Minerve ou De la sagesse/Chapitre LXXV
LXXV
LIBERTÉ N’EST QU’UNE IDÉE
La liberté n’est qu’une idée, de même que l’égalité n’est qu’une idée. Je veux dire que l’égalité n’est pas un fait, comme on peut le comprendre au premier examen ; il faut la vouloir ; et à cela se ramènent tous les devoirs envers le semblable. Mais le problème de la liberté est plus intime ; il ne concerne que moi. Il commande aussi tous les autres problèmes. Car si je ne me juge pas libre de vouloir l’égalité, il n’y aura jamais d’égalité. Il s’agit donc, sous le mot de liberté, d’un parti à prendre avec moi-même. Ici les arguments sont extrêmement faibles. C’est qu’il ne s’agit point de rechercher si je suis libre ou non, comme on recherche si j’ai une maladie ou non. Il y a un parti à prendre, et c’est le parti des partis. Je demande qu’on se familiarise avec un genre d’obscurité ; ce qu’il y a de sûr, c’est que les niaiseries de la grande mécanique ne suffisent pas.

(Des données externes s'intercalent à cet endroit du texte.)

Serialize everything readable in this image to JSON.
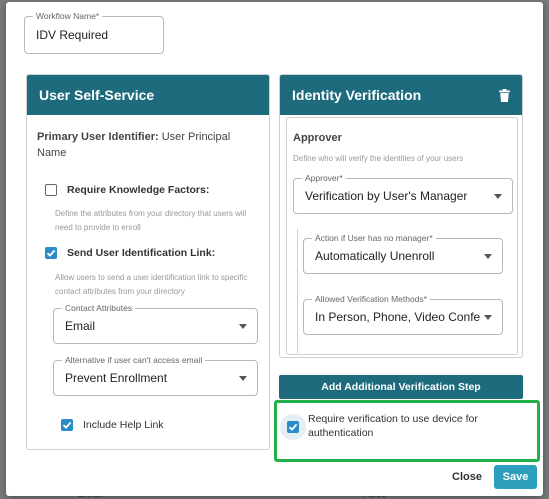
{
  "workflow_name": {
    "legend": "Workflow Name*",
    "value": "IDV Required"
  },
  "self_service": {
    "title": "User Self-Service",
    "primary_identifier_label": "Primary User Identifier:",
    "primary_identifier_value": "User Principal Name",
    "knowledge_factors": {
      "label": "Require Knowledge Factors:",
      "checked": false,
      "helper": "Define the attributes from your directory that users will need to provide to enroll"
    },
    "identification_link": {
      "label": "Send User Identification Link:",
      "checked": true,
      "helper": "Allow users to send a user identification link to specific contact attributes from your directory"
    },
    "contact_attributes": {
      "legend": "Contact Attributes",
      "value": "Email"
    },
    "alternative": {
      "legend": "Alternative if user can't access email",
      "value": "Prevent Enrollment"
    },
    "help_link": {
      "label": "Include Help Link",
      "checked": true
    }
  },
  "identity_verification": {
    "title": "Identity Verification",
    "trash_icon": "trash-icon",
    "approver_title": "Approver",
    "approver_helper": "Define who will verify the identities of your users",
    "approver": {
      "legend": "Approver*",
      "value": "Verification by User's Manager"
    },
    "no_manager": {
      "legend": "Action if User has no manager*",
      "value": "Automatically Unenroll"
    },
    "methods": {
      "legend": "Allowed Verification Methods*",
      "value": "In Person, Phone, Video Confere..."
    }
  },
  "add_step_label": "Add Additional Verification Step",
  "device_verification": {
    "label": "Require verification to use device for authentication",
    "checked": true,
    "highlight_color": "#22b04a"
  },
  "footer": {
    "close_label": "Close",
    "save_label": "Save"
  },
  "background": {
    "fragment_left": "Email",
    "fragment_right": "False"
  },
  "colors": {
    "header": "#1e6b7d",
    "checkbox": "#2a8cc8",
    "save": "#2c9fbd"
  }
}
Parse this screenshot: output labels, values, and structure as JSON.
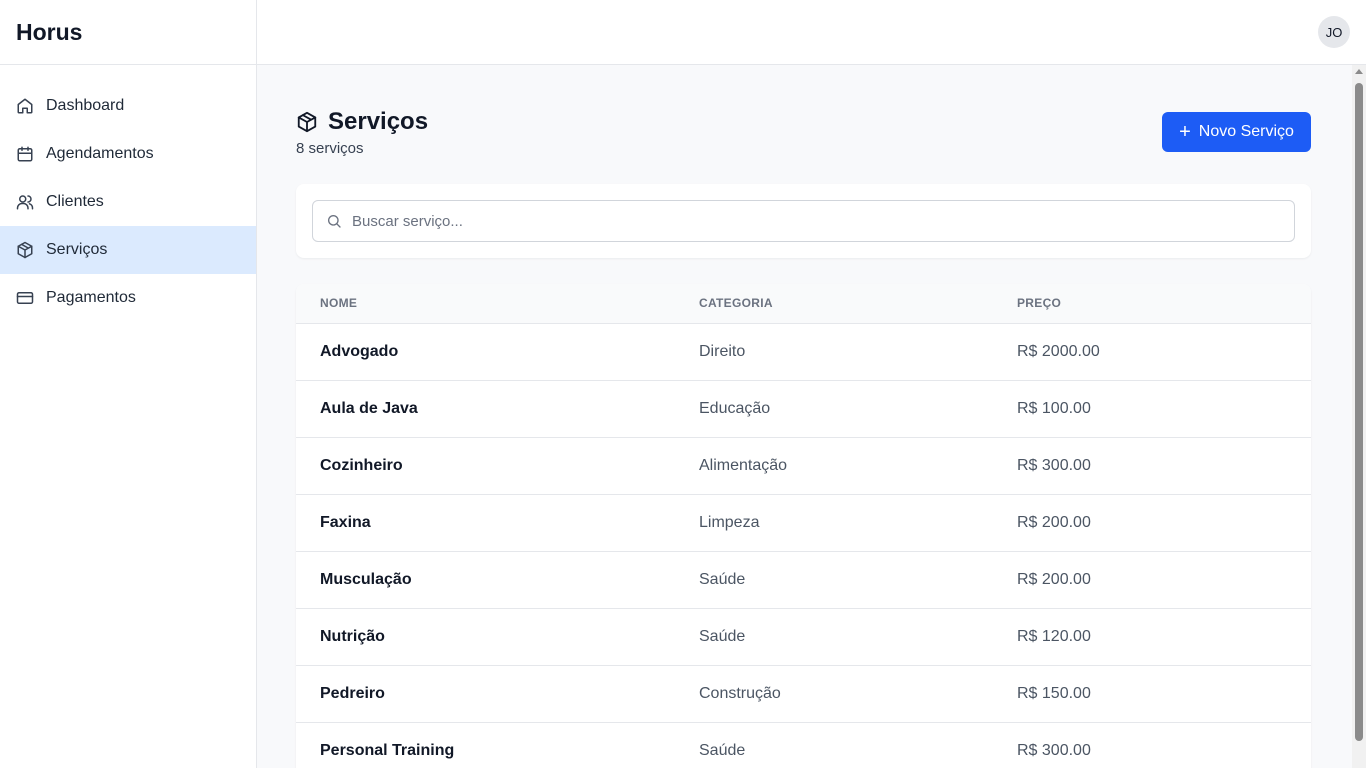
{
  "app": {
    "brand": "Horus"
  },
  "sidebar": {
    "items": [
      {
        "label": "Dashboard",
        "icon": "home-icon",
        "active": false
      },
      {
        "label": "Agendamentos",
        "icon": "calendar-icon",
        "active": false
      },
      {
        "label": "Clientes",
        "icon": "users-icon",
        "active": false
      },
      {
        "label": "Serviços",
        "icon": "package-icon",
        "active": true
      },
      {
        "label": "Pagamentos",
        "icon": "credit-card-icon",
        "active": false
      }
    ]
  },
  "topbar": {
    "avatar_initials": "JO"
  },
  "page": {
    "title": "Serviços",
    "subtitle": "8 serviços",
    "new_button_label": "Novo Serviço"
  },
  "search": {
    "placeholder": "Buscar serviço...",
    "value": ""
  },
  "table": {
    "columns": [
      "NOME",
      "CATEGORIA",
      "PREÇO"
    ],
    "rows": [
      {
        "name": "Advogado",
        "category": "Direito",
        "price": "R$ 2000.00"
      },
      {
        "name": "Aula de Java",
        "category": "Educação",
        "price": "R$ 100.00"
      },
      {
        "name": "Cozinheiro",
        "category": "Alimentação",
        "price": "R$ 300.00"
      },
      {
        "name": "Faxina",
        "category": "Limpeza",
        "price": "R$ 200.00"
      },
      {
        "name": "Musculação",
        "category": "Saúde",
        "price": "R$ 200.00"
      },
      {
        "name": "Nutrição",
        "category": "Saúde",
        "price": "R$ 120.00"
      },
      {
        "name": "Pedreiro",
        "category": "Construção",
        "price": "R$ 150.00"
      },
      {
        "name": "Personal Training",
        "category": "Saúde",
        "price": "R$ 300.00"
      }
    ]
  },
  "colors": {
    "accent": "#1d5cf5",
    "active_nav_bg": "#dbeafe",
    "page_bg": "#f8f9fb"
  }
}
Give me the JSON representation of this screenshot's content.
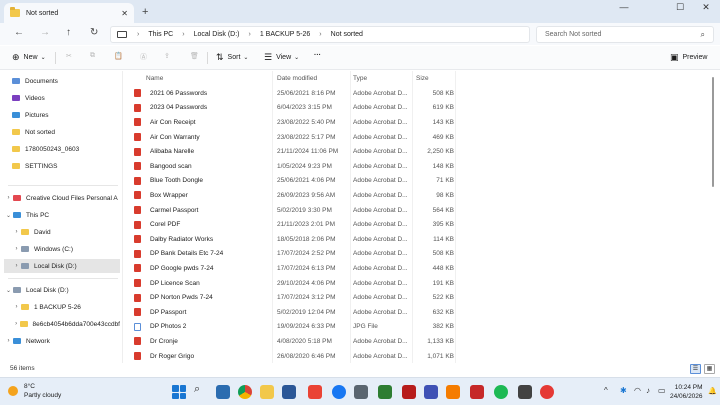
{
  "window": {
    "tab_title": "Not sorted",
    "tab_close": "✕",
    "new_tab": "+",
    "minimize": "—",
    "maximize": "☐",
    "close": "✕"
  },
  "address": {
    "back": "←",
    "forward": "→",
    "up": "↑",
    "refresh": "↻",
    "crumbs": [
      "This PC",
      "Local Disk (D:)",
      "1 BACKUP 5-26",
      "Not sorted"
    ],
    "separator": "›",
    "search_placeholder": "Search Not sorted"
  },
  "toolbar": {
    "new_label": "New",
    "sort_label": "Sort",
    "view_label": "View",
    "more_label": "···",
    "preview_label": "Preview"
  },
  "sidebar": {
    "quick": [
      {
        "label": "Documents",
        "pinned": true
      },
      {
        "label": "Videos",
        "pinned": true
      },
      {
        "label": "Pictures",
        "pinned": true
      },
      {
        "label": "Not sorted",
        "pinned": false
      },
      {
        "label": "1780050243_0603",
        "pinned": false
      },
      {
        "label": "SETTINGS",
        "pinned": false
      }
    ],
    "tree": [
      {
        "label": "Creative Cloud Files Personal A",
        "chevron": "›"
      },
      {
        "label": "This PC",
        "chevron": "⌄"
      },
      {
        "label": "David",
        "chevron": "›"
      },
      {
        "label": "Windows (C:)",
        "chevron": "›"
      },
      {
        "label": "Local Disk (D:)",
        "chevron": "›"
      },
      {
        "label": "Local Disk (D:)",
        "chevron": "⌄"
      },
      {
        "label": "1 BACKUP 5-26",
        "chevron": "›"
      },
      {
        "label": "8e6cb4054b6dda700e43ccdbf",
        "chevron": "›"
      },
      {
        "label": "Network",
        "chevron": "›"
      }
    ]
  },
  "columns": {
    "name": "Name",
    "date": "Date modified",
    "type": "Type",
    "size": "Size",
    "sort_indicator": "^"
  },
  "files": [
    {
      "name": "2021 06 Passwords",
      "date": "25/06/2021 8:16 PM",
      "type": "Adobe Acrobat D...",
      "size": "508 KB",
      "kind": "pdf"
    },
    {
      "name": "2023 04 Passwords",
      "date": "6/04/2023 3:15 PM",
      "type": "Adobe Acrobat D...",
      "size": "619 KB",
      "kind": "pdf"
    },
    {
      "name": "Air Con Receipt",
      "date": "23/08/2022 5:40 PM",
      "type": "Adobe Acrobat D...",
      "size": "143 KB",
      "kind": "pdf"
    },
    {
      "name": "Air Con Warranty",
      "date": "23/08/2022 5:17 PM",
      "type": "Adobe Acrobat D...",
      "size": "469 KB",
      "kind": "pdf"
    },
    {
      "name": "Alibaba Narelle",
      "date": "21/11/2024 11:06 PM",
      "type": "Adobe Acrobat D...",
      "size": "2,250 KB",
      "kind": "pdf"
    },
    {
      "name": "Bangood scan",
      "date": "1/05/2024 9:23 PM",
      "type": "Adobe Acrobat D...",
      "size": "148 KB",
      "kind": "pdf"
    },
    {
      "name": "Blue Tooth Dongle",
      "date": "25/06/2021 4:06 PM",
      "type": "Adobe Acrobat D...",
      "size": "71 KB",
      "kind": "pdf"
    },
    {
      "name": "Box Wrapper",
      "date": "26/09/2023 9:56 AM",
      "type": "Adobe Acrobat D...",
      "size": "98 KB",
      "kind": "pdf"
    },
    {
      "name": "Carmel Passport",
      "date": "5/02/2019 3:30 PM",
      "type": "Adobe Acrobat D...",
      "size": "564 KB",
      "kind": "pdf"
    },
    {
      "name": "Corel PDF",
      "date": "21/11/2023 2:01 PM",
      "type": "Adobe Acrobat D...",
      "size": "395 KB",
      "kind": "pdf"
    },
    {
      "name": "Dalby Radiator Works",
      "date": "18/05/2018 2:06 PM",
      "type": "Adobe Acrobat D...",
      "size": "114 KB",
      "kind": "pdf"
    },
    {
      "name": "DP Bank Details Etc 7-24",
      "date": "17/07/2024 2:52 PM",
      "type": "Adobe Acrobat D...",
      "size": "508 KB",
      "kind": "pdf"
    },
    {
      "name": "DP Google pwds 7-24",
      "date": "17/07/2024 6:13 PM",
      "type": "Adobe Acrobat D...",
      "size": "448 KB",
      "kind": "pdf"
    },
    {
      "name": "DP Licence Scan",
      "date": "29/10/2024 4:06 PM",
      "type": "Adobe Acrobat D...",
      "size": "191 KB",
      "kind": "pdf"
    },
    {
      "name": "DP Norton Pwds 7-24",
      "date": "17/07/2024 3:12 PM",
      "type": "Adobe Acrobat D...",
      "size": "522 KB",
      "kind": "pdf"
    },
    {
      "name": "DP Passport",
      "date": "5/02/2019 12:04 PM",
      "type": "Adobe Acrobat D...",
      "size": "632 KB",
      "kind": "pdf"
    },
    {
      "name": "DP Photos 2",
      "date": "19/09/2024 6:33 PM",
      "type": "JPG File",
      "size": "382 KB",
      "kind": "jpg"
    },
    {
      "name": "Dr Cronje",
      "date": "4/08/2020 5:18 PM",
      "type": "Adobe Acrobat D...",
      "size": "1,133 KB",
      "kind": "pdf"
    },
    {
      "name": "Dr Roger Grigo",
      "date": "26/08/2020 6:46 PM",
      "type": "Adobe Acrobat D...",
      "size": "1,071 KB",
      "kind": "pdf"
    }
  ],
  "status": {
    "item_count": "56 items"
  },
  "taskbar": {
    "temperature": "8°C",
    "condition": "Partly cloudy",
    "time": "10:24 PM",
    "date": "24/06/2026",
    "tray_chevron": "^"
  },
  "colors": {
    "accent": "#1976d2",
    "folder": "#f2c84b",
    "pdf": "#d83b2d",
    "selection": "#e5e5e5",
    "titlebar": "#dfe8f3",
    "taskbar": "#e6eef8"
  }
}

Je considère maintenant la paresse scolaire, problème bien petit, mais bien proche. On peut soigner un paresseux comme on soigne un tuberculeux ; ce sont des cas extrêmes ; et nous nommerons avec raison arriéré celui dont l’activité intellectuelle est subordonnée aux soins du médecin. Nous voilà maintenant devant l’enfant normal, devant l’enfant à qui on peut demander de vouloir. Et, celui-là, on rougirait de l’instruire comme un animal, par l’appât d’un morceau de sucre. Au contraire on se gardera de l’intéresser trop : de préférence on lui présentera le travail comme une épreuve de volonté, absolument comme l’entraînement du coureur et du boxeur lui est présenté comme une épreuve de volonté. Il rougit alors d’être inférieur devant l’épreuve ; il rassemble ses forces sous sa propre direction intérieure ; il triomphe, et ce triomphe l’affermit. Allez lui dire à ce moment-là que c’est seulement une affaire de nourriture et d’équilibre physiologique, il saura bien vous répondre, qu’à attendre la volonté comme un résultat on est lâche tout simplement. Car, rester couché jusqu’à ce qu’on ait envie de se lever, c’est la paresse même.
Je reviens à l’écolier, qui certes pourrait bier attendre que l’envie de travailler lui vienne. Cette manière de se traiter soi-même c’est exactement la paresse. Toutefois ce n’est pas eucore la pire paresse. La pire, c’est de se dire et de dire aux autres que ceux qui travaillent ont bien de la chance d’être bâtis comme cela. Qu’on voudrait bien leur ressembler, mais qu’on n’y peut rien. Cette philosophie est naturelle à l’enfant : « Lui est un bon élève, et moi je suis un mauvais élève. Lui il a du courage, et moi je n’en ai pas ». Ce discours revient à cet autre : « Je suis menteur, je le sais. Je n’y peux rien et vous n’y pouvez rien ». Il faut réagir ; il faut remonter de là ; il faut s’aider soi-même et croire qu’on peut s’aider soi-même. Et la preuve ne peut être qu’une épreuve. Un premier effort et un premier succès me donneront confiance. À force de vouloir, je saurai vouloir.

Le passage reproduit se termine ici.